For an LSTM model for sentence classification, I have text sequences for input. Using word embeddings, let’s say each token is mapped to 100D embeddings. Now if I also want to use other features, like part-of-speech, do I simply concatenate them and have 101D inputs? Doesn’t this diminish the effect of the POS tags?
Also, the embeddings are trainable and can be learned during training, while POS tags shouldn’t change. How is this possible if they’re just concatenated into one embedding layer?
I can’t seem to find a clear answer or an example describing the standard way to do this. It seems like some people concatenate, while others use two separate LSTMs then somehow combine those outputs?

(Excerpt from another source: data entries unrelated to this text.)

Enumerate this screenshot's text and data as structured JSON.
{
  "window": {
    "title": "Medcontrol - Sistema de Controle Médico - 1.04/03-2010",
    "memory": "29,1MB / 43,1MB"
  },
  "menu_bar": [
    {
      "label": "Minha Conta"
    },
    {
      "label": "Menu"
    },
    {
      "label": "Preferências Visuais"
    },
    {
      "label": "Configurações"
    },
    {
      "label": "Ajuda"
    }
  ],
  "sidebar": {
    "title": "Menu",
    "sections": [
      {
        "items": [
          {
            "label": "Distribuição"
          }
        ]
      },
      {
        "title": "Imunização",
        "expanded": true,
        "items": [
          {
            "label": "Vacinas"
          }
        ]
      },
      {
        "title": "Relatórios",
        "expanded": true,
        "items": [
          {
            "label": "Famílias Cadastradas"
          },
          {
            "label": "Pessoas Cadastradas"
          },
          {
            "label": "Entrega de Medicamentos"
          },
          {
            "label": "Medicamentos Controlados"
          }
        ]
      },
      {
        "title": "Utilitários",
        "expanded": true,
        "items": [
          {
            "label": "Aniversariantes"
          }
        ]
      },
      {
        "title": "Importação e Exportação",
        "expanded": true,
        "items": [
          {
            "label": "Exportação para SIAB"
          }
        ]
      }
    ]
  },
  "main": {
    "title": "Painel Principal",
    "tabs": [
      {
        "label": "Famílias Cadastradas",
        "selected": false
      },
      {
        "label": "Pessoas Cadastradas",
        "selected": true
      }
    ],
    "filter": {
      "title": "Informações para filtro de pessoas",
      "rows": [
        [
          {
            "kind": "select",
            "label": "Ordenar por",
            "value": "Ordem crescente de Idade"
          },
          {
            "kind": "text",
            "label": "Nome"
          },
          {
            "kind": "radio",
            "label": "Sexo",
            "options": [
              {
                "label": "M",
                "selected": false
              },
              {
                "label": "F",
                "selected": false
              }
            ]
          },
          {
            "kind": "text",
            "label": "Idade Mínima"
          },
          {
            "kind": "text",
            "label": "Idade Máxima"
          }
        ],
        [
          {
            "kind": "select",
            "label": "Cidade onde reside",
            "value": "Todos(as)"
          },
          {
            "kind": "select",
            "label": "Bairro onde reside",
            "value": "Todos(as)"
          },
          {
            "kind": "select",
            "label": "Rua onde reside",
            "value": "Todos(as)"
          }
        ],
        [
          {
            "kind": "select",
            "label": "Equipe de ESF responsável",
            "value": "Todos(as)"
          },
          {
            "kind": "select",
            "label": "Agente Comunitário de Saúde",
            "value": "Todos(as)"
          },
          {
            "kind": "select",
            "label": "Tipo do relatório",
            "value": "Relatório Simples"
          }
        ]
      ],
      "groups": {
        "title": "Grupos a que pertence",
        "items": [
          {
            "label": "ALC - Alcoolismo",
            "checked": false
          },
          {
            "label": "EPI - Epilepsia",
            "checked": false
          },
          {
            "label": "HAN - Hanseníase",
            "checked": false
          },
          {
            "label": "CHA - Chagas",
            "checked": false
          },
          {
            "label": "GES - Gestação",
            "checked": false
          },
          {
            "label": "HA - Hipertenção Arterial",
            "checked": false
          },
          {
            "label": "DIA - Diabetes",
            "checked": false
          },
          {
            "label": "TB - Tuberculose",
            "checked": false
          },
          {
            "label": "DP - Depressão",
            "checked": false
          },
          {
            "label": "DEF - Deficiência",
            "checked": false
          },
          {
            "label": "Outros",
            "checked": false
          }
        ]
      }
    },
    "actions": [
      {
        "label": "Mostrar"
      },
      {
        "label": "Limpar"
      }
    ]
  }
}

So I am kinda new to this but to the extend of my knowledge there might be multiple ways to go about it:
Create word embeddings that contain the POS tag. i.e. pass the corpus to a POS tagger and feed a concatenation of the word and the pos tag as input to whatever method you use to produce word embeddings.
Concatenate the word embeddings vector with another vector containing custom added features (such as POS tags)
Create new word embeddings by having a dot product of the vector of the word embeddings and a vector containing other arbitrary features
Yeah, currently I’m using pretrained glove embeddings for words and mapping POS to another embedding layer, then concatenating the two before feeding into the rest of the model. So #2 of your suggestions.